"In total, there now have been 31 flights that the Purdue campaign acknowledged it failed to report, 70 percent of which were on corp. aircraft," he said. "Unpaid corp. aircraft travel would be considered to be a corp. contribution and illegal under North Carolina law.
The allegations go back two years to when then Lt. Governor Perdue was campaigning.
This time, with her name at the top of the ticket, she has admitted to taking flights on corporate jets and not reporting them at the time, as required and has blamed it on computer software glitches.
The Board of Elections confirmed to ABC11 Eyewitness News it is following up on Fetzer's complaint and is investigating.
But Perdue, again boasting transparency, says there's nothing more to find.

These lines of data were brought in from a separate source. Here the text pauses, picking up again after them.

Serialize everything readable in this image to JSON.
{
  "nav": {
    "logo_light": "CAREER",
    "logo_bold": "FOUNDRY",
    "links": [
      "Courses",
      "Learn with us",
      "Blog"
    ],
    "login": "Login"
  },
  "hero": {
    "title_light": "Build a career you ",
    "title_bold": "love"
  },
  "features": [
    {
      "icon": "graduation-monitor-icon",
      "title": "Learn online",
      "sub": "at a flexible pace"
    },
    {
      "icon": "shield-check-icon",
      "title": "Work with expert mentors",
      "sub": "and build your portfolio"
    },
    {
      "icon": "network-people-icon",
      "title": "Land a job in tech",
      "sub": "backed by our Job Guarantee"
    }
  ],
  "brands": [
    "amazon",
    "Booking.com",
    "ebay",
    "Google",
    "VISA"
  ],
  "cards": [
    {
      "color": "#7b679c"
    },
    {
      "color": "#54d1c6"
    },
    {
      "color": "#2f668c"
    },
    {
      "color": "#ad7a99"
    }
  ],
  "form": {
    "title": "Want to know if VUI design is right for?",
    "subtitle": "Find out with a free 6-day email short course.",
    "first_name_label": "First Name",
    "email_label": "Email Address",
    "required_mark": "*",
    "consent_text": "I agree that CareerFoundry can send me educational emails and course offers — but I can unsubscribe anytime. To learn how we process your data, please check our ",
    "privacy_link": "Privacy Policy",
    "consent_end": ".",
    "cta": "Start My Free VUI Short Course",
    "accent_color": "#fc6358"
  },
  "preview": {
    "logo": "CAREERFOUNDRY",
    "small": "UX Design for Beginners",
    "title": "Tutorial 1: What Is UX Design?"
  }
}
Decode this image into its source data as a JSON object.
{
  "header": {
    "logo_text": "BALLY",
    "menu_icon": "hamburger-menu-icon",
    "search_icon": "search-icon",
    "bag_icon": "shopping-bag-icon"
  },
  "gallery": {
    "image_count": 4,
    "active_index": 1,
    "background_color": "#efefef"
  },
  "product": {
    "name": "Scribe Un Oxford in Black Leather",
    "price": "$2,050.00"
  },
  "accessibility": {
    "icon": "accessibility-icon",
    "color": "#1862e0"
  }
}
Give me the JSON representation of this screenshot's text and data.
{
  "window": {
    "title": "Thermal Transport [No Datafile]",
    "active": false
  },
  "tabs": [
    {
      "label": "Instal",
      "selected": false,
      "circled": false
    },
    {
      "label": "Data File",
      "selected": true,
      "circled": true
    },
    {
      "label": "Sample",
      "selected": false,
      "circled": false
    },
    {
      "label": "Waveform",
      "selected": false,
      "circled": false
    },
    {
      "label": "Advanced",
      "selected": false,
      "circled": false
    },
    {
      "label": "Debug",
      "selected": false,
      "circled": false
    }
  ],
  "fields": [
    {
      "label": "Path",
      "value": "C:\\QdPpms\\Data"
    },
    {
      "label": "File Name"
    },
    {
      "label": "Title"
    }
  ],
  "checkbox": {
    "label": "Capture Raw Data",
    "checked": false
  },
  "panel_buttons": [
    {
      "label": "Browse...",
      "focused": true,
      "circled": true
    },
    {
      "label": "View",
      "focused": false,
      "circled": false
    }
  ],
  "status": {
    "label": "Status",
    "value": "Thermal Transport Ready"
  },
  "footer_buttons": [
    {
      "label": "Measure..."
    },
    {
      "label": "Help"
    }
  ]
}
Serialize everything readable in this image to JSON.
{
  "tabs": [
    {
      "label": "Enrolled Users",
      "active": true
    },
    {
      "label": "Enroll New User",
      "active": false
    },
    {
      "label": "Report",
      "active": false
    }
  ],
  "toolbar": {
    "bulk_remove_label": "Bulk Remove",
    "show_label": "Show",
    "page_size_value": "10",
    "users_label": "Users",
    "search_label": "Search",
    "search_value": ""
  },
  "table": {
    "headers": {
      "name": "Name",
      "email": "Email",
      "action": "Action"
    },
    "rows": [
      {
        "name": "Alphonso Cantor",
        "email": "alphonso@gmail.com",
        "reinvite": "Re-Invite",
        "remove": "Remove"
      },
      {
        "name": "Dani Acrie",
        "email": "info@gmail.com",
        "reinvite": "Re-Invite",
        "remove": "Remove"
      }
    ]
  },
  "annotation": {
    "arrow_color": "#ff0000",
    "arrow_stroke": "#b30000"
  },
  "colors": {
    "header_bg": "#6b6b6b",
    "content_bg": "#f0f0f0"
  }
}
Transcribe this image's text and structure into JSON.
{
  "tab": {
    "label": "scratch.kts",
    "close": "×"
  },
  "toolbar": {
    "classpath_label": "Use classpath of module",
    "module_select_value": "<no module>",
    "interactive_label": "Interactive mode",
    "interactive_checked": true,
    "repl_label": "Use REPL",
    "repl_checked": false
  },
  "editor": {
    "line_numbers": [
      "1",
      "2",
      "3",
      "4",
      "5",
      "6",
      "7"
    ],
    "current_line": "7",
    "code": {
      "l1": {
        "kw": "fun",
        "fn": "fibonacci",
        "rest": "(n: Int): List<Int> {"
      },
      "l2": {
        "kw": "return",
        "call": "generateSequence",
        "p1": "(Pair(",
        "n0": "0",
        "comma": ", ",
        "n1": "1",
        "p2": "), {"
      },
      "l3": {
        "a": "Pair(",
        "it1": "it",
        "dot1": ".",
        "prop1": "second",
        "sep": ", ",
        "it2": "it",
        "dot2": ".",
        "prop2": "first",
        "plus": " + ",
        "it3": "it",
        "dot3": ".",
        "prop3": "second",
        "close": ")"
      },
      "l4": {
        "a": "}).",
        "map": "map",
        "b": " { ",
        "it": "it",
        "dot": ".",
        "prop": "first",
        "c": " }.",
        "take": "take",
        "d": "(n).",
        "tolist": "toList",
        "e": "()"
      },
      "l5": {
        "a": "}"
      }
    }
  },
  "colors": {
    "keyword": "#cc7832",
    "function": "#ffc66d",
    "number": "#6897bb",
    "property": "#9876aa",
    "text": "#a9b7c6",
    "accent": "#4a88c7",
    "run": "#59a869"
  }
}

"This stuff they have been talking about for six months, this is old news," Perdue said. "I myself did an audit of my campaign; I paid people money to audit my campaign. I want to be sure that every, I is dotted and every T is crossed and I have been doing that relentlessly for more than a year, so what he did today is just so way after the fact is crazy."
Fetzer also suggested a former campaign fundraiser for Mike Easley, may have also raised money for Purdue, under the guise of raising money for the Democratic Party.
"I ask a lot of people to raise money, that's not against the law, but I did not ask anybody to do anything illegal, nobody should do that, it's wrong," Perdue said.
The executive director of the Board of Elections told ABC11 Wednesday that they're looking into flights taken by all candidates in the 2004 and 2008 elections.
He wouldn't say more, but suggests the governor may not be the only one who didn't report some flights.